Islam pernah menjadi Isnpirasi Dunia saat berada pada
puncak keemasannya (Kekhalifahan Bani Abbas – Khalifah Harun Al-Rasyid), saat
itu, peradaban dunia menjadi milik orang-orang Islam. Namun setelah itu, terjadi pergeseran oleh Internal dan Eksternal umat islamitu sendiri.

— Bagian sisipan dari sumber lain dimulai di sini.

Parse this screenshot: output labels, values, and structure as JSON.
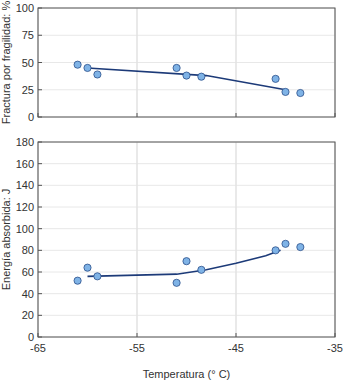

Belakangan ini, khususnya di Indonesia, masyarakat
Islam sibuk berdebat soal nilai (halal atau haram, baik atau buruk, surga atau
neraka, sesat atau selamat, dll.) sementara terbelakang soal strategi (siasat
atau efektivitas yang mengurai untung atau ruginya sebuah perjuangan dan
kesatuan serta kejayaan umat Islam). Pribadi menduga bahwa ada yang sengaja
menggeser Panji Islam, khususnya Indonesia sehingga keseimbangan antara
strategi perjuangan tidak seimbang.
Sebagai contoh, ini adalah kutipan status “Syi'ah bikin dongkol saja,, makin
menjadi2 dan makin berulah. Sepertinya Indonesia siap2 menghadapi keributan
yang besar antara ahlus sunnah dan syi'ah. disisi Ahlus sunnah mati dlm
memerangi syi'ah atau orng kuffar adalah syahid,,di sisi Syi'ah pun demikian
mati memerangi ahlus sunnah yg bagi mereka bwha ahlus sunnah adalah pengkhianat
ummat ini dan semuanya kafir adalah syahid. Jd Syi'ah pun tak segan2 dan tak
takut untuk berjihad melawan ahlus sunnah wal jama'ah... mereka memakai ayat yg
sama dgn Ahlus sunnah di dlm Al-Qur'an untuk memaknai jihad yg sesungguhnya.
Bagi Syi'ah suatu kemuliaan yg tinggi bisa mengalirkan darah kaum ahlus sunnah.-(Klik Linknya disini)” Dari salah satu jejaring sosial. Jelas bahwa ini
adalah bentuk ketidak sepahaman, dengan demikian akan memunculkan perdebatan
nilai soal kafir atau tidaknya seseorang/kelompok. Lalu apa bentuk perjuangan
Islam untuk kejayaan Agama?
Sejatinya kita lebih banyak membahas tentang strategi
dan aksi sosial yang bernuansa Islam ketimbang harus berperang dengan saudara
seiman, yaitu mereka yang beriman kepada Allah dan yang disyari’atkan-Nya serta
berpegang teguh pada Al-Qur’an dan Al-Hadist.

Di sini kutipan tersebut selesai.